Un’altra giornata nera per la libertà di espressione e per i media.
Nei giorni scorsi il Parlamento turco ha votato un pacchetto di norme, sostenute dall'esecutivo guidato dal Primo Ministro Recep Tayyp Erdogan, che rafforza ulteriormente il controllo dello Stato su internet, proponendo una legge tra le più restrittive ed oscurantiste che si ricordino.
Il testo prevede che l'Autorità per le Telecomunicazioni turca - Tip - possa bloccare e chiudere una pagina web o un intero sito che diffonda contenuti ritenuti “illeciti” entro 4 ore, e senza alcun provvedimento da parte della magistratura.
In poche parole, tutti coloro che dovessero decidere di diffondere materiale “non gradito” verranno censurati. Inoltre i provider saranno obbligati dall'Autorità a conservare - per almeno due anni - i dati degli utenti. Altro che Repubblica Parlamentare... sembrano piuttosto atteggiamenti degni di una rigida dittatura!
La ragione del provvedimento è presto chiarita. Alla vigilia di una nuova tornata elettorale il Premier Erdogan - distintosi già per atteggiamenti non esattamente dialogici in occasione dell'occupazione di Gezi Park ad Istanbul nella primavera 2013 - ha ritenuto opportuno mettere a tacere eventuali voci dissidenti ed aumentare il proprio controllo mediale. A ciò si è aggiunta l'esigenza di insabbiare la cosiddetta Tangentopoli turca - che ha visto coinvolto anche il figlio stesso di Erdogan - , in quanto notizie e sospetti erano emersi in forma piuttosto vivace proprio su internet.
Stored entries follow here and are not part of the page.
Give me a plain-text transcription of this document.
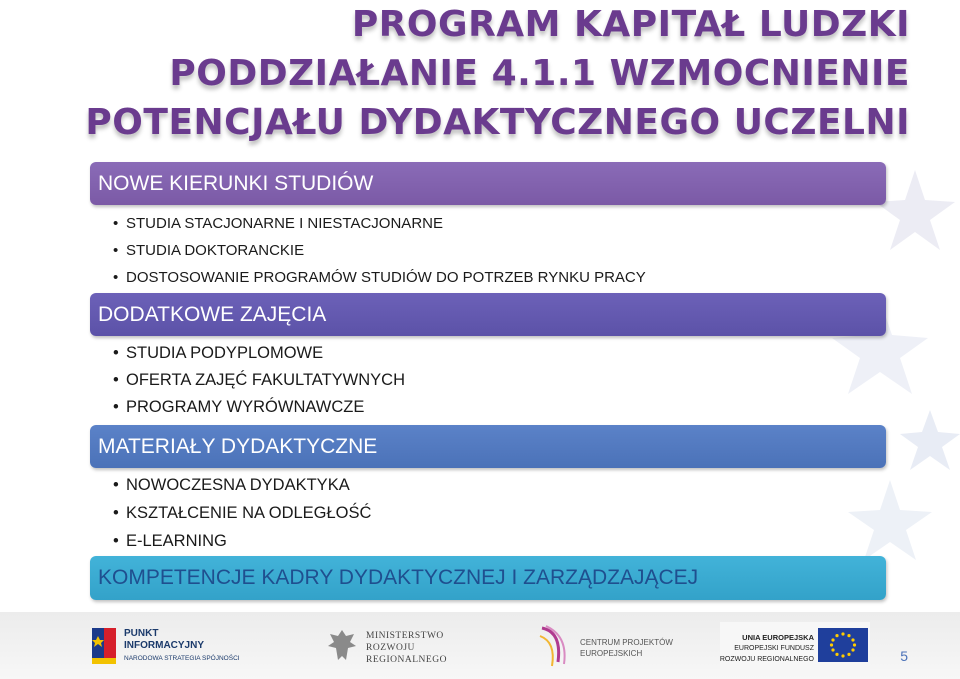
PROGRAM KAPITAŁ LUDZKI
PODDZIAŁANIE 4.1.1 WZMOCNIENIE
POTENCJAŁU DYDAKTYCZNEGO UCZELNI
NOWE KIERUNKI STUDIÓW
• STUDIA STACJONARNE I NIESTACJONARNE
• STUDIA DOKTORANCKIE
• DOSTOSOWANIE PROGRAMÓW STUDIÓW DO POTRZEB RYNKU PRACY
DODATKOWE ZAJĘCIA
• STUDIA PODYPLOMOWE
• OFERTA ZAJĘĆ FAKULTATYWNYCH
• PROGRAMY WYRÓWNAWCZE
MATERIAŁY DYDAKTYCZNE
• NOWOCZESNA DYDAKTYKA
• KSZTAŁCENIE NA ODLEGŁOŚĆ
• E-LEARNING
KOMPETENCJE KADRY DYDAKTYCZNEJ I ZARZĄDZAJĄCEJ
PUNKT
INFORMACYJNY
NARODOWA STRATEGIA SPÓJNOŚCI
MINISTERSTWO
ROZWOJU
REGIONALNEGO
CENTRUM PROJEKTÓW
EUROPEJSKICH
UNIA EUROPEJSKA
EUROPEJSKI FUNDUSZ
ROZWOJU REGIONALNEGO	5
L'Akp, partito che a capo ad Erdogan ha difeso l'iniziativa giustificandola come una forma di tutela nei confronti della privacy dei cittadini e delle persone più esposte, a partire dai bambini.
Ovviamente forti sono state le critiche dell'opposizione e della CPJj - Commitee to Protect Journalists, che ha definito questi provvedimenti “liberticidi”. Nei giorni scorsi centinaia di persone sono scese in piazza per protestare contro le novelle leggi approvate dal Parlamento e frequenti sono stati gli scontri tra la polizia e i manifestanti.
Certo è che già prima la Turchia non se la passava proprio bene quanto a libertà di espressione... La classifica che censisce ogni anno 179 Paesi in tutto il mondo quanto a libertà di stampa - collocava la Turchia al 154° posto. Dall'aria che tira il presagio è quello di un ulteriore peggioramento nel rating!
La Turchia costituisce peraltro un mercato significativo quanto ad utilizzazione della rete internet. Basti pensare che gli internauti sono circa 40 milioni a fronte di una popolazione di 75 milioni. Grande importanza rivestono anche i social network: la Turchia rappresenta il settimo mercato mondiale per Facebook e l'undicesimo per Twitter!
Come prevedibile, all'indomani dell'approvazione, aspre critiche sono giunte dalla Commissione Europea - cui peraltro la Turchia ha chiesto di prender parte - per l'introduzione di restrizioni sulla libertà di espressione e censura dei media. Il portavoce di Stefan Fule, Commissario Europeo per l'Ampliamento dei confini dell'UE, ha dichiarato: “La Turchia ha bisogno di più informazione e maggiore trasparenza, non di maggiori restrizioni. Inoltre l'impianto normativo deve esser rivisto alla luce degli standard europei”.